Crespo changed gears.  “Do you know what it’s like to kill a man?”

I shook my head back and forth.

“I do,” he solemnly said.  “It was in a bar fight in Puerto Rico.  There was a really big guy with long hair who called himself Sampson.  He challenged me to arm wrestle with a hot coal on either side for the losing contestant.  So we arm wrestled, and it was a mighty struggle indeed.  I, however, prevailed.  He screamed as the burning coal seared into his flesh.  Sampson stood up in a rage and tossed the table aside, then he came at me with homicide in his eyes.  He was a strong man, as his name would indicate, and I must admit, he was having the better of it.  But I improvised.”

“What’d you do?”

“Fortunately for me, there was a mounted trophy billfish on the wall.  I grabbed it off and stabbed Sampson.”

“Wow.”

“Through and through, actually.”

“You killed him?”

“Dead.”

“Didn’t the cops come after you?”

“I imagine.  But I sailed away before they had a chance to get me, or know who I was.”

“Amazing.”

“I’ve thought about that incident a lot since,” Crespo tugged his beard.  “I’m sorry it had to end that way, but he left me no choice.”

“Seems like you was in one of those life-or-death struggles.”

“Yes, it would seem.  The funny thing is, after that, I couldn’t stop my mind from wondering what happens.”

“What happens?”

“Yes.  When you die.  What happens?”

“Well, I’m in no hurry to learn the answer,” I half-joked.

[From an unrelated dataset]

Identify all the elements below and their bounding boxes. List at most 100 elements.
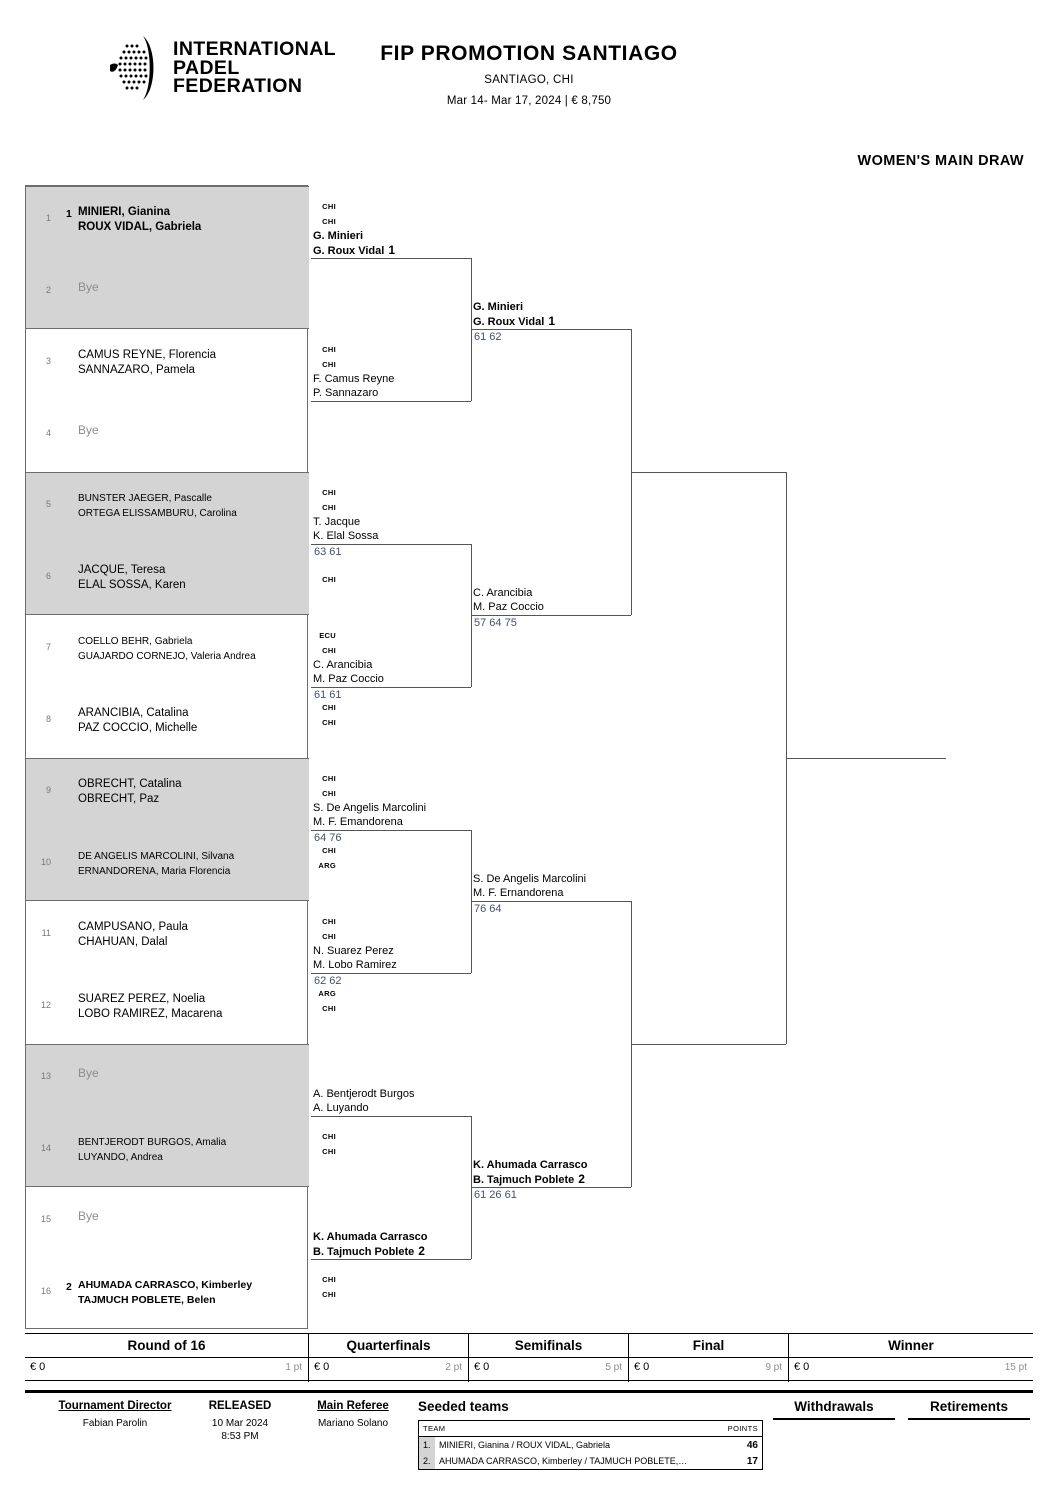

“Of course not,” Crespo chuckled.  “I can’t say if there’s any kind of afterlife or not.  But one thing’s for sure, when you die, you, the individual, may be gone forever, but your corpse is eternal.”

“What?”

“I don’t know if you have an immortal soul or not.  But your dead body lasts forever.  It will rot and molder and eventually decompose all on its own.  But the atoms in your dead body will exist in one form or another.  Stardust.”

“Really?”

“Forever.  Well, for as long as this universe exists.  Isn’t that perfectly ironic?”

Crespo continued talking about issues of life, death, eternity and infinity.  I couldn’t tell if he was a wise man or if he had snakes in his brain.